Pharmaceutical drugs are known for their predictable results. They achieve their constancy because they are solitary agents that bind only with specific receptors. But two agents or drugs together can cause effects other than what they produce separately.
Receptors contain small staging areas that are used by drugs, hormones and neurotransmitters for binding.These are the sites, spread throughout the body, that regulate all activity. This is the proverbial key that opens up the door to understanding life.
The molecular lock and key method to drug discovery involves the painfully slow process of trial and error. Time is needed to get the right fit so that the drug can bind with the target receptor and block or stimulate the cascade.
This all changed with the invention of combinatorial chemistry.
Combinatorial chemistry is a paradigm shift in drug discovery. It was invented in order to follow a more predictable route to ligand discovery. It utilizes a library or collection of all possible combinations of similarly structured molecular compounds.
Combinatorial chemistry is based on a finite universe of molecular possibilities. Combinatorial chemistry, as originally conceived by its inventor, Dr. George Pieczenik, utilized a library of viruses containing small peptide chains and specific sequences of nucleic acids as part of it DNA.
Each viron particle contains one sequence of amino acids, which is located on the outer envelope of the virus with the corresponding DNA that codes for it on the inside.
Combinatorial libraries are artificially created universes of molecules. Each library contains all of the finite possibilities for the given combination of compounds.
In the case of receptors and their binding domains, these libraries become clones of the active sites of receptors. These clones are then used to test various ligands for biological mimicry.
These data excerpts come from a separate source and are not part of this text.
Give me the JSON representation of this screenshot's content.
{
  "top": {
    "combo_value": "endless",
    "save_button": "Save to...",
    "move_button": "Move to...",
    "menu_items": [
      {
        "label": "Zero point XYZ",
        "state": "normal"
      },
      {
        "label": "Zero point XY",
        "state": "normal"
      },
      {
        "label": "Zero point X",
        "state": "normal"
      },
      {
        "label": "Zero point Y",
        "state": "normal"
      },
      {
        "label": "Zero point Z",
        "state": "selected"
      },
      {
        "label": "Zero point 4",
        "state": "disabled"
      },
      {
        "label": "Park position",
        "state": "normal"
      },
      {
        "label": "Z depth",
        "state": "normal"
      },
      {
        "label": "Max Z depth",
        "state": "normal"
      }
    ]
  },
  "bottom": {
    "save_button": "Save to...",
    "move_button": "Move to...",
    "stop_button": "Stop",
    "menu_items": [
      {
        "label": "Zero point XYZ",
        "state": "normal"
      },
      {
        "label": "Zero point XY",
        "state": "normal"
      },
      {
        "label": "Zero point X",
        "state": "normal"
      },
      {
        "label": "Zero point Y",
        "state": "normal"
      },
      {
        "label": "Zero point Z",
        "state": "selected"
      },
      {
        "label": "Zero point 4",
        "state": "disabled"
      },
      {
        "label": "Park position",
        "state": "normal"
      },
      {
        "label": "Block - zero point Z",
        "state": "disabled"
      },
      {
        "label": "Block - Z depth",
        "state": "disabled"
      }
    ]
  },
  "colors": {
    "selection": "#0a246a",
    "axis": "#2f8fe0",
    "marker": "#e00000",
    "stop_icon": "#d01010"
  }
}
Because of the huge numbers involved, synthetic combinatorial libraries can only contain a sampling of all the possibilities. Elegant algorithms and multiple libraries are needed to reproduce the full spectrum of agents.
Once a solitary compound is discovered that can mimic, block or in any way alter the receptor’s binding, a drug is born.
Combinatorial technology is a very powerful tool that led to the development of new lead compounds that can bind to targeted receptors.
The use of computers has accelerated the development of combinatorial chemistry by automating all of the chemical reactions. Libraries can now be created that contain every volume or permutation in the series. Combinatorial chemistry represents a quantum leap in recognizing patterns. It is information gathering on a massive scale. Science is attempting to replicate Nature’s libraries.
The combinatorial method mimics nature by synthesizing the universe of possibilities and then testing against it.
Within combinatorial laboratories, chance rules. All possibilities are equally possible and probable. They believe that the universe is run by a finite set of rules based on chance. Life obeys the god of math and is not the product of any intelligent design.
In the laboratory of life, the molecular combinations found in nature are not random. They are limited and directed. Nature follows its own law of molecular directed evolution.
Natural botanical libraries (plants) contain the full spectrum of compounds including all alternate versions of the active agent. This moderates the activity of botanicals.